The Correlation Pairs to Matrix node is designed to take a list of Input Correlation Pairs and convert it into an equivalent Correlation Matrix.
The Correlation Matrix represents the degree of Horizontal Differentiation between Features, Benefits, Attributes, Levels, and Products. The Correlation Matrix may be used by a downstream node (such as the Matrix Distributions node or the Feature Generation node) to generate a set of Customer Distributions comprising the Willingness To Pay (WTP) of individual Virtual Customers.
For example, the list of Input Correlation Pairs would individually list the correlations between the 'A', 'B', and 'C' Customer Distributions as A:B, A:C, and B:C pairs. The Output Correlation Matrix would then be a 3x3 matrix of the same correlation values (doubles between -1.0 and +1.0) with row names and column names of A, B, and C. The matrix describes all the correlations between Customer Distribution A, Customer Distribution B, and Customer Distribution C.
The Input Correlation Pairs will first be converted into a clean and symmetrical Correlation Matrix. That means: (a) the diagonal A:A, B:B, C:C correlations will be set to 1.0; (b) correlation values will be limit-ranged to between -1.0 and +1.0; (c) missing correlations will be set to 0.0; and (d) the correlation for A:B will be set the same as the correlation for B:A. The correlation values a the bottom of the Input Correlation Pairs table will supersede correlation values at the top of the input table.

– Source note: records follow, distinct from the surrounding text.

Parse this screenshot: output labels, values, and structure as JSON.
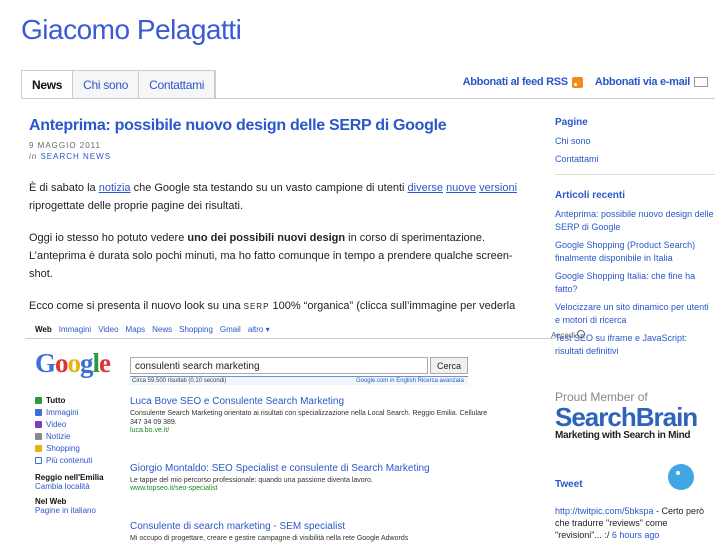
{
  "site": {
    "title": "Giacomo Pelagatti"
  },
  "nav": {
    "tabs": [
      "News",
      "Chi sono",
      "Contattami"
    ]
  },
  "feeds": {
    "rss": "Abbonati al feed RSS",
    "email": "Abbonati via e-mail"
  },
  "post": {
    "title": "Anteprima: possibile nuovo design delle SERP di Google",
    "date": "9 MAGGIO 2011",
    "in": "in",
    "category": "SEARCH NEWS",
    "p1": {
      "a": "È di sabato la ",
      "link1": "notizia",
      "b": " che Google sta testando su un vasto campione di utenti ",
      "link2": "diverse",
      "link3": "nuove",
      "link4": "versioni",
      "c": " riprogettate delle proprie pagine dei risultati."
    },
    "p2": {
      "a": "Oggi io stesso ho potuto vedere ",
      "bold": "uno dei possibili nuovi design",
      "b": " in corso di sperimentazione. L’anteprima è durata solo pochi minuti, ma ho fatto comunque in tempo a prendere qualche screen-shot."
    },
    "p3": {
      "a": "Ecco come si presenta il nuovo look su una ",
      "serp": "SERP",
      "b": " 100% “organica” (clicca sull’immagine per vederla per intero in scala 1:1):"
    }
  },
  "sidebar": {
    "pages_heading": "Pagine",
    "pages": [
      "Chi sono",
      "Contattami"
    ],
    "recent_heading": "Articoli recenti",
    "recent": [
      "Anteprima: possibile nuovo design delle SERP di Google",
      "Google Shopping (Product Search) finalmente disponibile in Italia",
      "Google Shopping Italia: che fine ha fatto?",
      "Velocizzare un sito dinamico per utenti e motori di ricerca",
      "Test SEO su iframe e JavaScript: risultati definitivi"
    ],
    "badge": {
      "top": "Proud Member of",
      "name": "SearchBrain",
      "tagline": "Marketing with Search in Mind"
    },
    "tweet_heading": "Tweet",
    "tweet": {
      "link": "http://twitpic.com/5bkspa",
      "text": " - Certo però che tradurre \"reviews\" come \"revisioni\"... :/ ",
      "time": "6 hours ago"
    }
  },
  "google": {
    "topbar": [
      "Web",
      "Immagini",
      "Video",
      "Maps",
      "News",
      "Shopping",
      "Gmail",
      "altro ▾"
    ],
    "accedi": "Accedi",
    "query": "consulenti search marketing",
    "button": "Cerca",
    "stats": "Circa 59.500 risultati (0,10 secondi)",
    "stats_right": "Google.com in English   Ricerca avanzata",
    "side_items": [
      "Tutto",
      "Immagini",
      "Video",
      "Notizie",
      "Shopping",
      "Più contenuti"
    ],
    "side_colors": [
      "#2a9a3a",
      "#3b6fd6",
      "#7b3fb8",
      "#888888",
      "#e7b30e",
      "#3b6fd6"
    ],
    "region_h": "Reggio nell'Emilia",
    "region_s": "Cambia località",
    "web_h": "Nel Web",
    "web_s": "Pagine in italiano",
    "results": [
      {
        "title": "Luca Bove SEO e Consulente Search Marketing",
        "desc": "Consulente Search Marketing orientato ai risultati con specializzazione nella Local Search. Reggio Emilia. Cellulare 347 34 09 389.",
        "url": "luca.bo.ve.it/"
      },
      {
        "title": "Giorgio Montaldo: SEO Specialist e consulente di Search Marketing",
        "desc": "Le tappe del mio percorso professionale: quando una passione diventa lavoro.",
        "url": "www.topseo.it/seo-specialist"
      },
      {
        "title": "Consulente di search marketing - SEM specialist",
        "desc": "Mi occupo di progettare, creare e gestire campagne di visibilità nella rete Google Adwords",
        "url": ""
      }
    ]
  }
}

The purpose of this node is to provide the user with flexibility when setting and managing the Horizontal Differentiation (correlations) between Customer Distributions. A downstream Feature Generation node or a downstream Matrix Distribution node both requires an Input Correlation Matrix to generate a set of Customer Distributions. With this node, the user could edit the Correlation Pairs list, scale the Correlation Pairs list so that each Customer Distribution was more-or-less correlated with other Customer Distributions, or concatenate the Correlation Pairs list with another set of correlations developed elsewhere. Working with a list can be easier than working with a matrix.